L'intervista
giovedì 29 Dicembre, 2022
di Jessica Rigo
Arrivata in Italia 12 anni fa, giovanissima, senza conoscere una parola di italiano: una realtà molto diversa da quella della sua Ucraina. Un passaggio molto difficile, ma la sua determinazione le ha fatto fare passi da giganti. Anche grazie al Centro di educazione per gli adulti del Don Milani a cui a un certo punto si è rivolta, perché tutti i suoi sogni e i suoi progetti passavano dalla padronanza della lingua. È lì che Yuliia Sokhatska, 27 anni, ha cominciato a costruirsi una nuova vita. Ora soffre per il suo paese in guerra e vorrebbe usare i suoi talenti per dare una mano agli altri, a chi, come lei, ha dovuto lasciare tutto per rifarsi una vita.
La guerra sta devastando la sua Ucraina.
«Vengo da un paesino in provincia di Leopoli, dove è presente un poligono militare, che è stato colpito dai russi. È un posto in cui vanno anche i ragazzi della Nato ad esercitarsi. Ho ancora parenti in Ucraina, il fratello di mia mamma è andato a combattere. Una sofferenza, perché inizialmente non riuscivamo ad avere notizie. Ora sappiamo che è morto».

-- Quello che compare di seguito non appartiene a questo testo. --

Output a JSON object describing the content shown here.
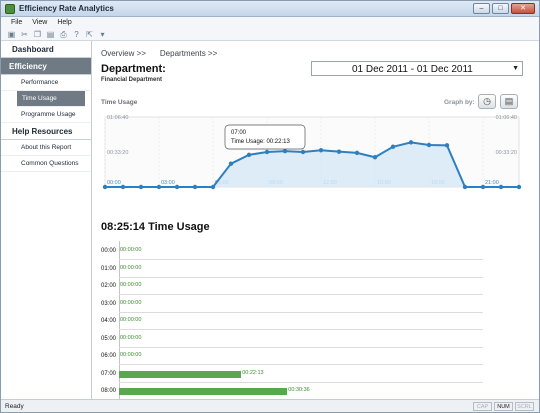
{
  "window": {
    "title": "Efficiency Rate Analytics",
    "btn_min": "–",
    "btn_max": "□",
    "btn_close": "✕"
  },
  "menu": {
    "file": "File",
    "view": "View",
    "help": "Help"
  },
  "sidebar": {
    "dashboard": "Dashboard",
    "efficiency": "Efficiency",
    "items": [
      "Performance",
      "Time Usage",
      "Programme Usage"
    ],
    "help_resources": "Help Resources",
    "help_items": [
      "About this Report",
      "Common Questions"
    ]
  },
  "breadcrumb": {
    "overview": "Overview >>",
    "departments": "Departments >>"
  },
  "department": {
    "title": "Department:",
    "name": "Financial Department"
  },
  "date_range": "01 Dec 2011 - 01 Dec 2011",
  "chart_header": {
    "label": "Time Usage",
    "graph_by": "Graph by:"
  },
  "tooltip": {
    "time": "07:00",
    "text": "Time Usage: 00:22:13"
  },
  "usage_total": "08:25:14 Time Usage",
  "status": {
    "ready": "Ready",
    "cap": "CAP",
    "num": "NUM",
    "scrl": "SCRL"
  },
  "chart_data": [
    {
      "type": "area",
      "title": "Time Usage",
      "x_ticks": [
        "00:00",
        "03:00",
        "06:00",
        "09:00",
        "12:00",
        "15:00",
        "18:00",
        "21:00"
      ],
      "y_ticks_left": [
        "01:06:40",
        "00:33:20"
      ],
      "y_ticks_right": [
        "01:06:40",
        "00:33:20"
      ],
      "ylim": [
        0,
        4000
      ],
      "x": [
        0,
        1,
        2,
        3,
        4,
        5,
        6,
        7,
        8,
        9,
        10,
        11,
        12,
        13,
        14,
        15,
        16,
        17,
        18,
        19,
        20,
        21,
        22,
        23
      ],
      "y": [
        0,
        0,
        0,
        0,
        0,
        0,
        0,
        1333,
        1836,
        2000,
        2050,
        2000,
        2100,
        2020,
        1950,
        1700,
        2300,
        2550,
        2400,
        2380,
        0,
        0,
        0,
        0
      ]
    },
    {
      "type": "bar",
      "orientation": "horizontal",
      "categories": [
        "00:00",
        "01:00",
        "02:00",
        "03:00",
        "04:00",
        "05:00",
        "06:00",
        "07:00",
        "08:00"
      ],
      "value_labels": [
        "00:00:00",
        "00:00:00",
        "00:00:00",
        "00:00:00",
        "00:00:00",
        "00:00:00",
        "00:00:00",
        "00:22:13",
        "00:30:36"
      ],
      "values": [
        0,
        0,
        0,
        0,
        0,
        0,
        0,
        1333,
        1836
      ],
      "xlim": [
        0,
        3600
      ]
    }
  ]
}
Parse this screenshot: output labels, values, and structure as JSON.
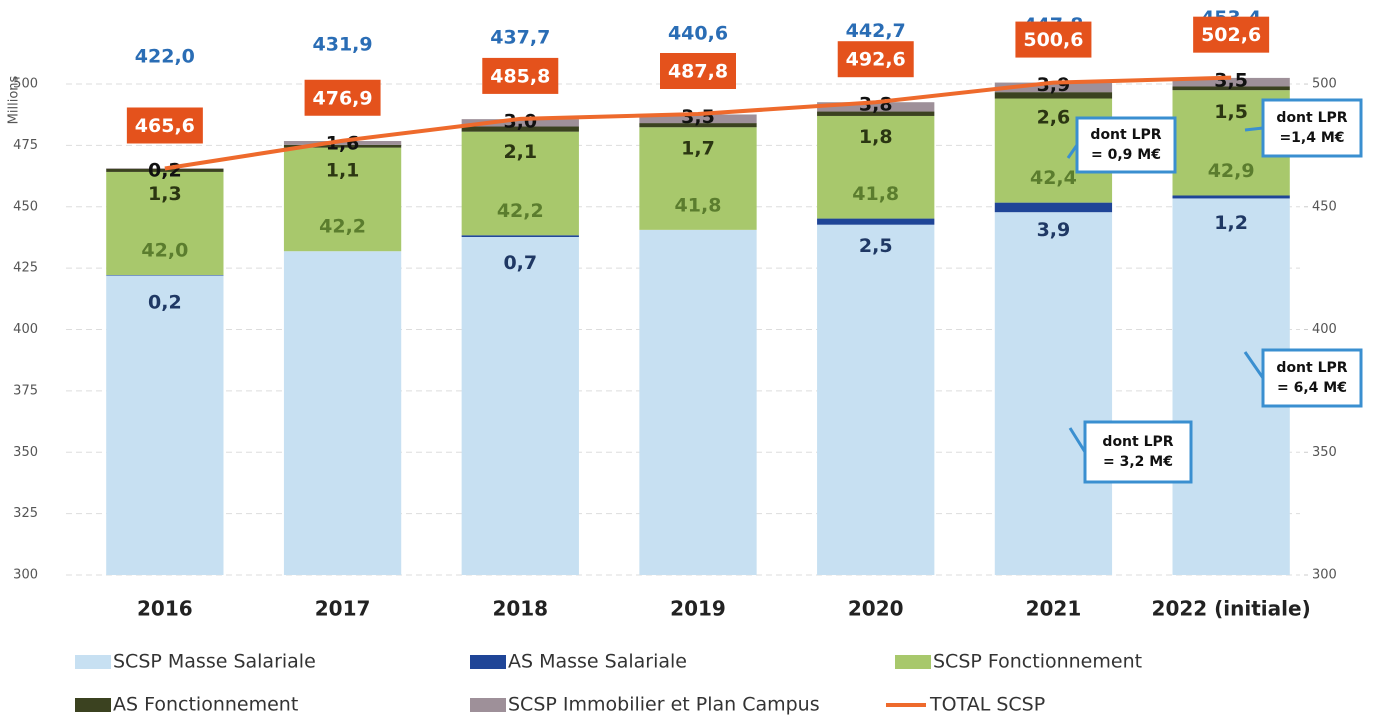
{
  "chart_data": {
    "type": "bar",
    "stacked": true,
    "y_axis_label": "Millions",
    "categories": [
      "2016",
      "2017",
      "2018",
      "2019",
      "2020",
      "2021",
      "2022 (initiale)"
    ],
    "series": [
      {
        "name": "SCSP Masse Salariale",
        "color": "#c7e0f2",
        "label_color": "#2a6db5",
        "values": [
          422.0,
          431.9,
          437.7,
          440.6,
          442.7,
          447.8,
          453.4
        ],
        "value_labels": [
          "422,0",
          "431,9",
          "437,7",
          "440,6",
          "442,7",
          "447,8",
          "453,4"
        ]
      },
      {
        "name": "AS Masse Salariale",
        "color": "#1f4597",
        "label_color": "#1f3864",
        "values": [
          0.2,
          null,
          0.7,
          null,
          2.5,
          3.9,
          1.2
        ],
        "value_labels": [
          "0,2",
          null,
          "0,7",
          null,
          "2,5",
          "3,9",
          "1,2"
        ]
      },
      {
        "name": "SCSP Fonctionnement",
        "color": "#a8c86c",
        "label_color": "#5b7d2e",
        "values": [
          42.0,
          42.2,
          42.2,
          41.8,
          41.8,
          42.4,
          42.9
        ],
        "value_labels": [
          "42,0",
          "42,2",
          "42,2",
          "41,8",
          "41,8",
          "42,4",
          "42,9"
        ]
      },
      {
        "name": "AS  Fonctionnement",
        "color": "#3b4220",
        "label_color": "#2b3612",
        "values": [
          1.3,
          1.1,
          2.1,
          1.7,
          1.8,
          2.6,
          1.5
        ],
        "value_labels": [
          "1,3",
          "1,1",
          "2,1",
          "1,7",
          "1,8",
          "2,6",
          "1,5"
        ]
      },
      {
        "name": "SCSP Immobilier et Plan Campus",
        "color": "#9e9099",
        "label_color": "#111",
        "values": [
          0.2,
          1.6,
          3.0,
          3.5,
          3.8,
          3.9,
          3.5
        ],
        "value_labels": [
          "0,2",
          "1,6",
          "3,0",
          "3,5",
          "3,8",
          "3,9",
          "3,5"
        ]
      }
    ],
    "line": {
      "name": "TOTAL SCSP",
      "color": "#ee6a2c",
      "box_color": "#e4521c",
      "values": [
        465.6,
        476.9,
        485.8,
        487.8,
        492.6,
        500.6,
        502.6
      ],
      "value_labels": [
        "465,6",
        "476,9",
        "485,8",
        "487,8",
        "492,6",
        "500,6",
        "502,6"
      ]
    },
    "annotations": [
      {
        "lines": [
          "dont LPR",
          "= 0,9 M€"
        ]
      },
      {
        "lines": [
          "dont LPR",
          "=1,4 M€"
        ]
      },
      {
        "lines": [
          "dont LPR",
          "= 6,4 M€"
        ]
      },
      {
        "lines": [
          "dont LPR",
          "= 3,2 M€"
        ]
      }
    ],
    "ylim": [
      300,
      510
    ],
    "yticks": [
      300,
      325,
      350,
      375,
      400,
      425,
      450,
      475,
      500
    ],
    "y2lim": [
      300,
      510
    ],
    "y2ticks": [
      300,
      350,
      400,
      450,
      500
    ],
    "grid": true
  }
}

Come sta vivendo la situazione attuale di conflitto?
«Ho dovuto “eliminare” Tv e giornali per evitare di angosciarmi ulteriormente. I primi periodi ho sofferto molto perché non potevo aiutare e fare qualcosa di utile. Mia figlia, invece, non avendo vissuto in Ucraina non ha un legame così forte come il mio. Vorrei fare qualcosa di significativo per il mio popolo».
Cosa ne pensa degli interventi di aiuto che ha fatto Rovereto per la sua terra nativa?

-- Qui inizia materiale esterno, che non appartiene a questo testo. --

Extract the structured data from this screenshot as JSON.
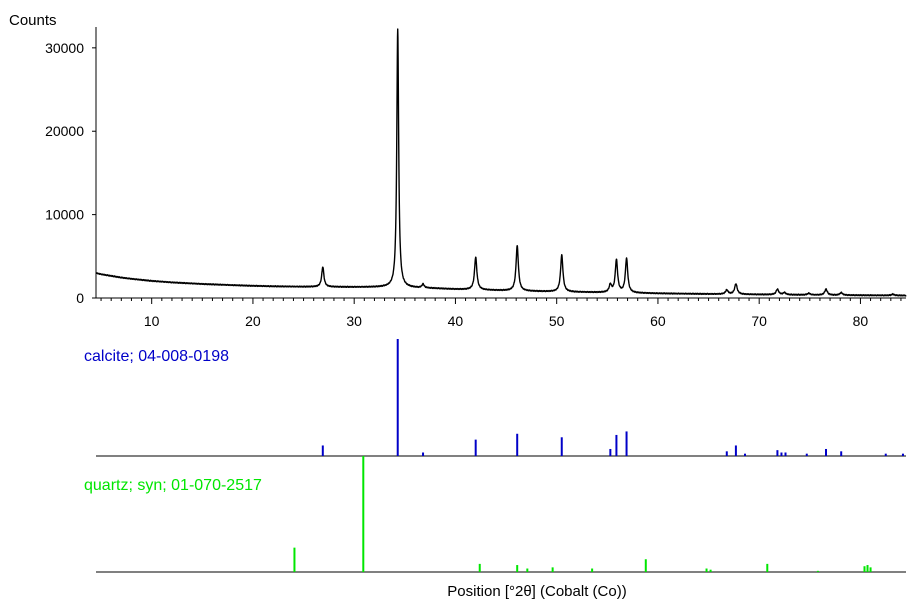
{
  "chart_data": {
    "type": "line",
    "ylabel": "Counts",
    "xlabel": "Position [°2θ] (Cobalt (Co))",
    "xlim": [
      4.5,
      84.5
    ],
    "ylim": [
      0,
      32500
    ],
    "x_ticks": [
      10,
      20,
      30,
      40,
      50,
      60,
      70,
      80
    ],
    "y_ticks": [
      0,
      10000,
      20000,
      30000
    ],
    "grid": false,
    "series": [
      {
        "color": "#000000",
        "baseline": [
          [
            4.5,
            3000
          ],
          [
            5,
            2850
          ],
          [
            6,
            2650
          ],
          [
            7,
            2450
          ],
          [
            8,
            2300
          ],
          [
            10,
            2050
          ],
          [
            12,
            1870
          ],
          [
            15,
            1680
          ],
          [
            18,
            1540
          ],
          [
            20,
            1460
          ],
          [
            22,
            1400
          ],
          [
            25,
            1350
          ],
          [
            28,
            1330
          ],
          [
            30,
            1310
          ],
          [
            33,
            1300
          ],
          [
            35,
            1250
          ],
          [
            38,
            1150
          ],
          [
            40,
            1050
          ],
          [
            43,
            950
          ],
          [
            46,
            850
          ],
          [
            50,
            750
          ],
          [
            55,
            650
          ],
          [
            60,
            550
          ],
          [
            65,
            480
          ],
          [
            70,
            420
          ],
          [
            75,
            370
          ],
          [
            80,
            330
          ],
          [
            84.5,
            300
          ]
        ],
        "peaks": [
          {
            "x": 26.9,
            "y": 2400,
            "w": 0.13
          },
          {
            "x": 34.3,
            "y": 31000,
            "w": 0.11
          },
          {
            "x": 36.8,
            "y": 450,
            "w": 0.13
          },
          {
            "x": 42.0,
            "y": 3900,
            "w": 0.14
          },
          {
            "x": 46.1,
            "y": 5400,
            "w": 0.14
          },
          {
            "x": 50.5,
            "y": 4400,
            "w": 0.14
          },
          {
            "x": 55.3,
            "y": 900,
            "w": 0.14
          },
          {
            "x": 55.9,
            "y": 3900,
            "w": 0.14
          },
          {
            "x": 56.9,
            "y": 4100,
            "w": 0.14
          },
          {
            "x": 66.8,
            "y": 500,
            "w": 0.15
          },
          {
            "x": 67.7,
            "y": 1250,
            "w": 0.15
          },
          {
            "x": 71.8,
            "y": 650,
            "w": 0.15
          },
          {
            "x": 72.5,
            "y": 250,
            "w": 0.15
          },
          {
            "x": 74.9,
            "y": 200,
            "w": 0.15
          },
          {
            "x": 76.6,
            "y": 700,
            "w": 0.15
          },
          {
            "x": 78.1,
            "y": 300,
            "w": 0.15
          },
          {
            "x": 83.2,
            "y": 150,
            "w": 0.15
          }
        ]
      }
    ],
    "reference_patterns": [
      {
        "label": "calcite; 04-008-0198",
        "color": "#0000c8",
        "sticks": [
          [
            26.9,
            9
          ],
          [
            34.3,
            100
          ],
          [
            36.8,
            3
          ],
          [
            42.0,
            14
          ],
          [
            46.1,
            19
          ],
          [
            50.5,
            16
          ],
          [
            55.3,
            6
          ],
          [
            55.9,
            18
          ],
          [
            56.9,
            21
          ],
          [
            66.8,
            4
          ],
          [
            67.7,
            9
          ],
          [
            68.6,
            2
          ],
          [
            71.8,
            5
          ],
          [
            72.2,
            3
          ],
          [
            72.6,
            3
          ],
          [
            74.7,
            2
          ],
          [
            76.6,
            6
          ],
          [
            78.1,
            4
          ],
          [
            82.5,
            2
          ],
          [
            84.2,
            2
          ]
        ]
      },
      {
        "label": "quartz; syn; 01-070-2517",
        "color": "#00e600",
        "sticks": [
          [
            24.1,
            21
          ],
          [
            30.9,
            100
          ],
          [
            42.4,
            7
          ],
          [
            46.1,
            6
          ],
          [
            47.1,
            3
          ],
          [
            49.6,
            4
          ],
          [
            53.5,
            3
          ],
          [
            58.8,
            11
          ],
          [
            64.8,
            3
          ],
          [
            65.2,
            2
          ],
          [
            70.8,
            7
          ],
          [
            75.8,
            1
          ],
          [
            80.4,
            5
          ],
          [
            80.7,
            6
          ],
          [
            81.0,
            4
          ]
        ]
      }
    ]
  }
}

«Il Comune è stato d’aiuto; in neanche una settimana ha trovato il posto in cui potevamo metterci a fare la raccolta dei beni primari da mandare in Ucraina. Ho fatto volontariato, assieme ad altre persone, con un’associazione ucraina che si chiama “Rasom Aps” e in tre giorni abbiamo riempito il magazzino ma abbiamo dovuto aspettare due settimane per far partire le cose. Per questa cosa sono molto dispiaciuta: le persone avevano bisogno subito e vedere tutto fermo non mi piaceva».
Quali sono state le maggiori sfide e difficoltà che ha incontrato appena arrivata in Trentino?
«Ho avuto parecchie difficoltà ad imparare l’italiano. L’ucraino e l’italiano sono due lingue parecchio distanti tra loro; ad esempio, in ucraino non esistono gli articoli e abbiamo un modo diverso di strutturare le frasi. Si tratta di una fatica che è inevitabile, ma allo stesso tempo fondamentale da affrontare per comunicare all’interno di una nuova società. Ciò che sicuramente mi ha aiutata nell’apprendimento della lingua è stato parlarla continuamente, anche commettendo errori. A casa e in giro parlo italiano, ormai parlo poco nella mia lingua, anzi, parlare nella mia lingua mi viene meno naturale».
Si è sentita ben accolta? Quali consigli darebbe ad un non madrelingua come lei per affrontare al meglio questo “viaggio”?
«Nonostante le prime difficoltà, mi sono sentita ben accolta. Non è sufficiente andare a scuola se nel corso della giornata si parla solo nella propria lingua d’origine perché si fa molta più fatica poi ad apprendere ed imparare la nuova lingua».
Ha avuto occasioni di formazione in Trentino?
«Sto frequentando il corso di servizi per la sanità e l’assistenza sociale all’istituto superiore Don Milani. Ho dovuto frequentare le medie per iscrivermi alle superiori. Quando mi sono trasferita in Italia non mi è stato riconosciuto il titolo di studio. Ma ora sogno di aprire una mia società, una cooperativa».
Come mai questa idea?
«Perché mi piacerebbe aiutare il prossimo. Quando io sono arrivata in Italia non sapevo dell’esistenza di queste cooperative e degli aiuti sociali. Mi piacerebbe aprire una cooperativa soprattutto per chi viene in Italia per la prima volta, dando loro informazioni e aiuti concreti».